Kathleen Edwards is the antithesis of popular right now. Her voice is plaintive, raspy, quite masculine, overwhelmingly Canadian and not at all stylish. She dresses conservatively, more often that not looking effort like a baker’s daughter than anything else. In addition, she also has quite the potty-mouth. She swears, spits and spews caustic sarcasm, viscerally tells it like it is, never succumbing to plying her craft with typical love songs. Instead, Edwards purports real music, music that is scratchy, dirty and caked in blood, worked in by hand and riddled with past scar tissue, and as a result, has never resulted in mainstream success, but left her with many admirers in folk and alternative country communities.

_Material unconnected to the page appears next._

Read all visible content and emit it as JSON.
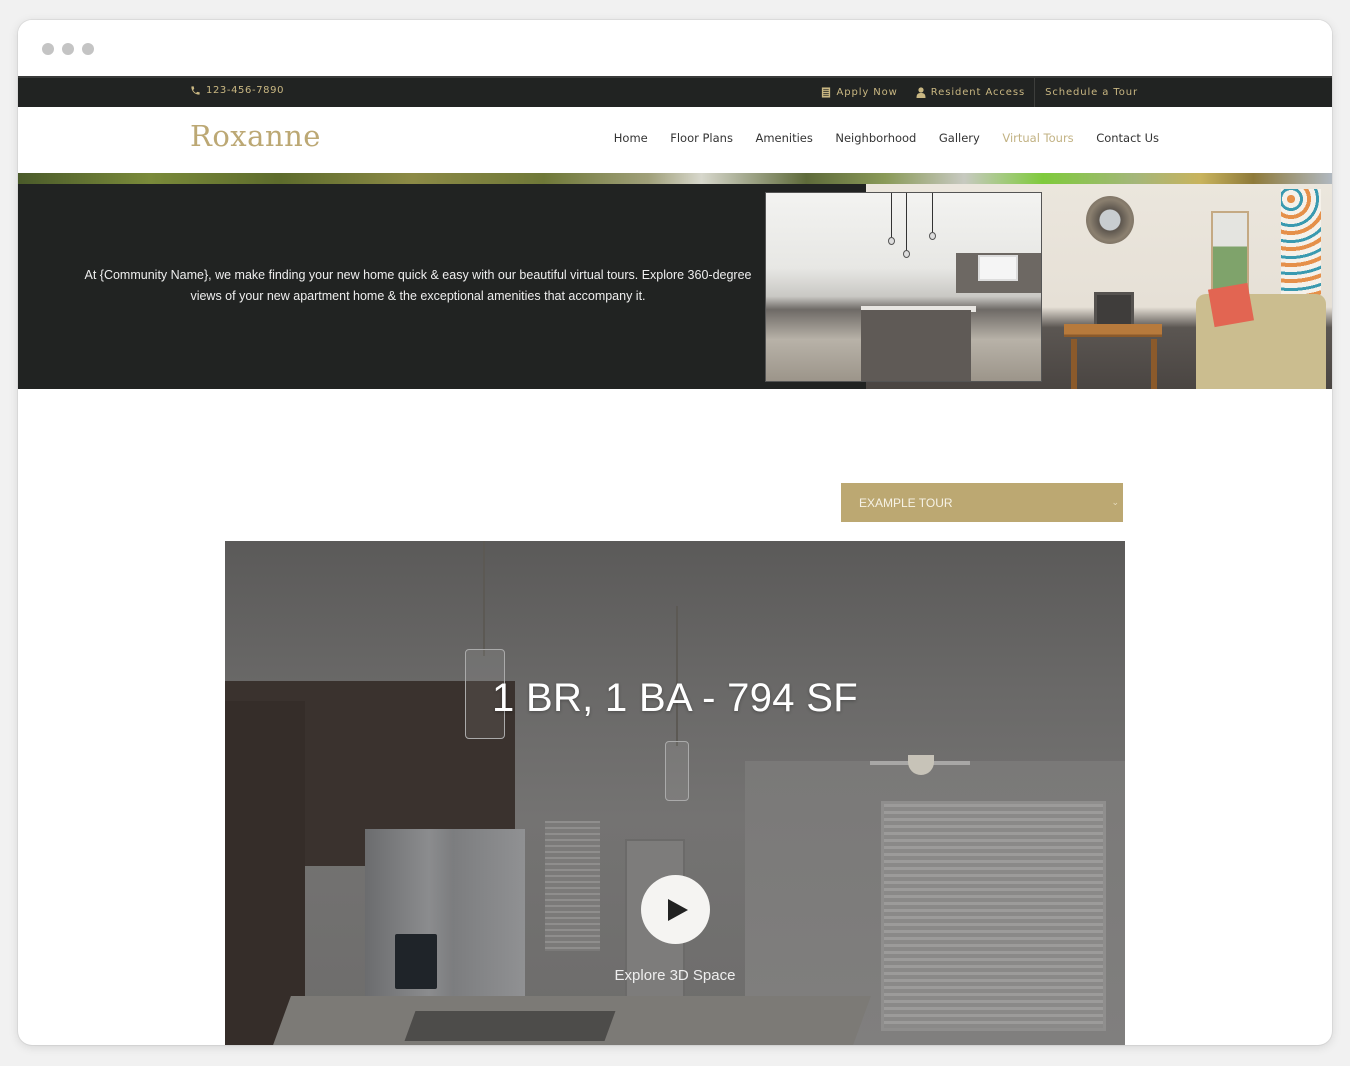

Fast forward to album three, the first one to get a proper release in the UK. Little has changed in her aesthetic over the years, as Edwards remains unattractive, spit-shined and dusty. But in doing so, the Hamilton, Canada-based songstress has creamed together her best set yet. In Asking For Flowers, Edwards is uncompromising, but sombre. She seeks forgiveness, not only for her but also the world she inhabits, a problematic dystopia populated by sadomasochism, social apathy and heartbreak. Immediately Edwards lashes out, tongue first with ‘Buffalo’ and ‘The Cheapest Key’. Sure it is upbeat, but in theme it is rather funereal, as Edwards paints an elegiac canvas, obsessed with wrongdoing, both by her and everyone else. But dark as all this may be, its sordid ethos is deeply engaging. Instead of hiding behind the shadows, commenting from afar, these songs are never afraid of their subject matter. She sings in the title track: “for every pill I took in vain, for every meal for you I made, for every penny I put away… asking for flowers, is like asking you to be nice.” It’s bursting with disappointment, but also blind optimism, as if Edwards tries to solve problems without answers. The song is depressing yes, but also utterly hopeful in tone, crafting a perplexing gem in every way.
Musically, Edwards sticks to what she knows best here. Utilising a tried and tested alternative country backdrop – slide guitars mingle with the odd dobro, a bit of pedal steel, harmonica and driving bass – Edwards pleads with each song, desperately seeking something different in each one. In the aforementioned ‘The Cheapest Key’, it is the soul of being neighbourly. With ‘Alicia Ross’, Edwards’ addresses public safety in a subtle tribute to a Toronto girl who was brutally murdered randomly by her neighbour, while the nation gets a kicking in ‘Oh Canada'. Over and over, Edwards’ confidence is ballsy and overwhelmingly honest. She sings like Lucinda Williams or Loretta Lynn; willing to die for each word, while knowing full well someone already had in the past.
But beneath all this, Edwards isn’t upset, just dreamy. She wants us be human, use our conscience, adopt common sense and be cautiously optimistic. In ‘Scared at Night’, among a haunting pedal steel backdrop, Edwards bellows “believe in me, all the days you’re unsure. Believe in me, you don’t have to be scared at night.” Remember that in all this respite, Edwards is still asking for something, be it flowers, forgiveness or human grace. While we may never have an answer, her attempts reveal a beguiling songwriter, a gorgeous album and, without fail, something to really think about.